Le président de la CSMF estime que si l'on souhaite « redonner confiance aux professionnels de santé, celle-ci ne peut s'établir avec le maintien d'une logique punitive ».
Le même sentiment est exprimé par le Syndicat des médecins libéraux, pour qui les propositions du gouvernement sont « la négation même du syndicalisme et de la concertation ».
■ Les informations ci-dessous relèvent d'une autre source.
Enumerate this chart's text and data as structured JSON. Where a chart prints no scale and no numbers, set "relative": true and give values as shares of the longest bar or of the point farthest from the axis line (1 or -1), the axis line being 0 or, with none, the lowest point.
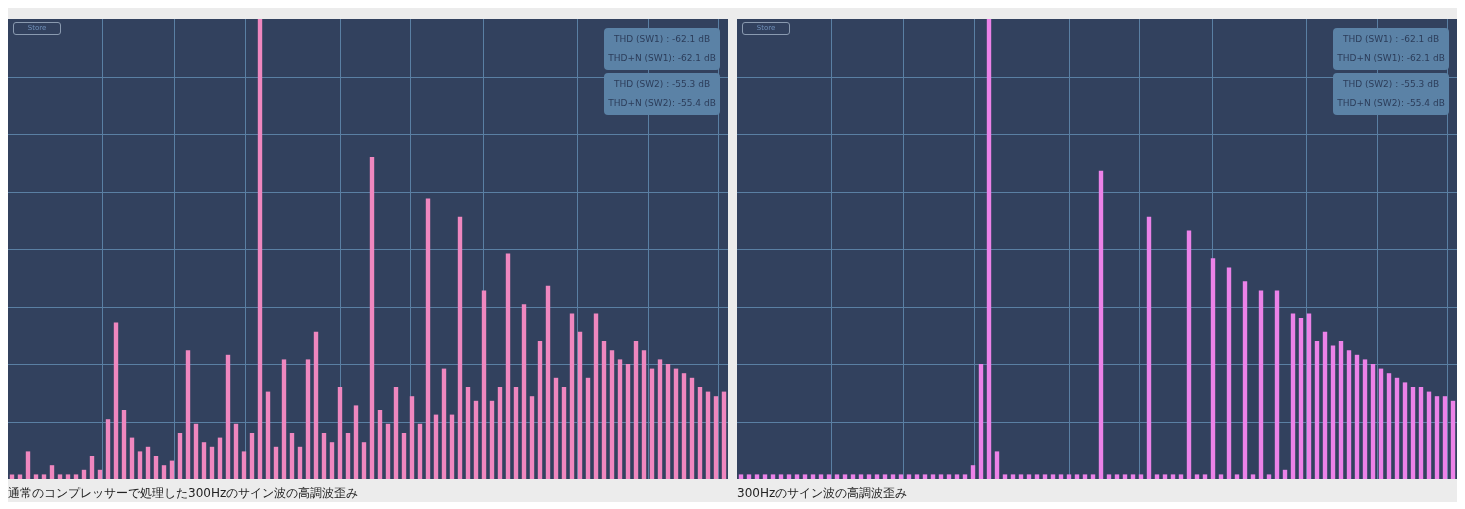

L'opposition des syndicats
Par ailleurs, dans un communiqué commun, quatre syndicats de salariés (FO, la CGT, la CGC et la CFTC) sur les cinq qui siègent au conseil d'administration de la Caisse nationale d'assurance-maladie (CNAM) considèrent ce projet d'amendement comme « provocateur et inopportun » et de nature à « casser la dynamique conventionnelle au lieu de la relancer ». En conséquence, ils demandent au gouvernement de le retirer et de laisser les partenaires conventionnels débattre au préalable des orientations qu'ils souhaitent mettre en uvre dans ce cadre.
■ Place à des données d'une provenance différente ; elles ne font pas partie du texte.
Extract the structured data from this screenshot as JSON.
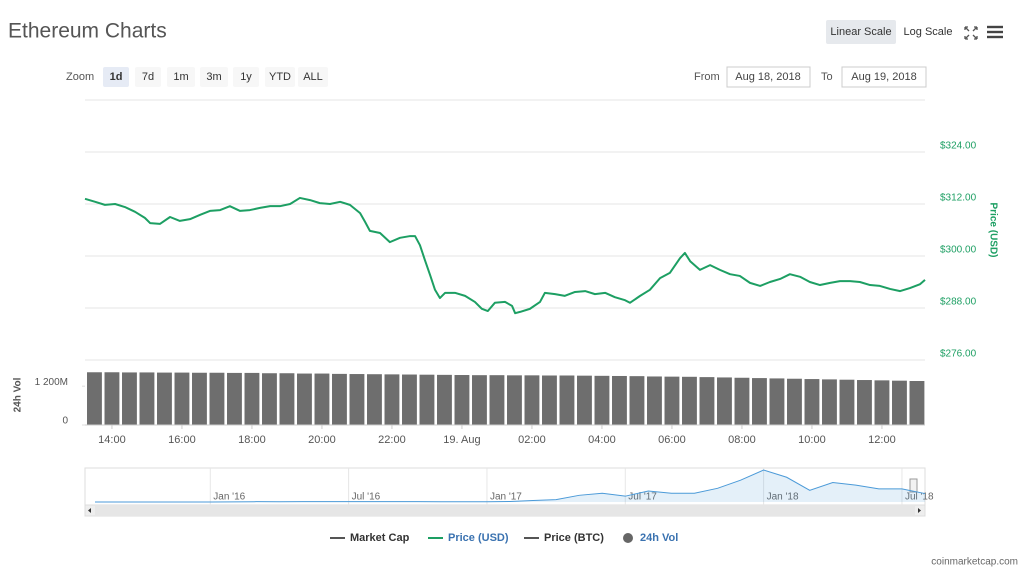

Le cabinet d'Elisabeth Guigou, qui devait recevoir, outre le CNPS et les organisations de salariés, les trois présidents des Caisses nationales d'assurance-maladie et les représentants du Medef, pourrait tenir compte des observations faites par les différentes organisations et leur soumettre un nouveau texte la semaine prochaine. Toutefois, le calendrier de cette concertation s'annonce serré puisque la seconde lecture du projet de loi de financement de la Sécurité sociale est prévue à l'Assemblée nationale le 26 novembre et que le texte devrait être soumis pour avis au prochain conseil d'administration de la CNAM qui se réunit le 20 novembre. « Il y a une opportunité pour renouer le dialogue conventionnel. Si on la laisse passer, on risque de se retrouver dans la même situation qu'aujourd'hui. Mais on ne peut pas non plus accepter la voie qui nous est proposée aujourd'hui », commente le Dr Jacques Reignault (CNPS), qui espère encore possible de parvenir à un compromis.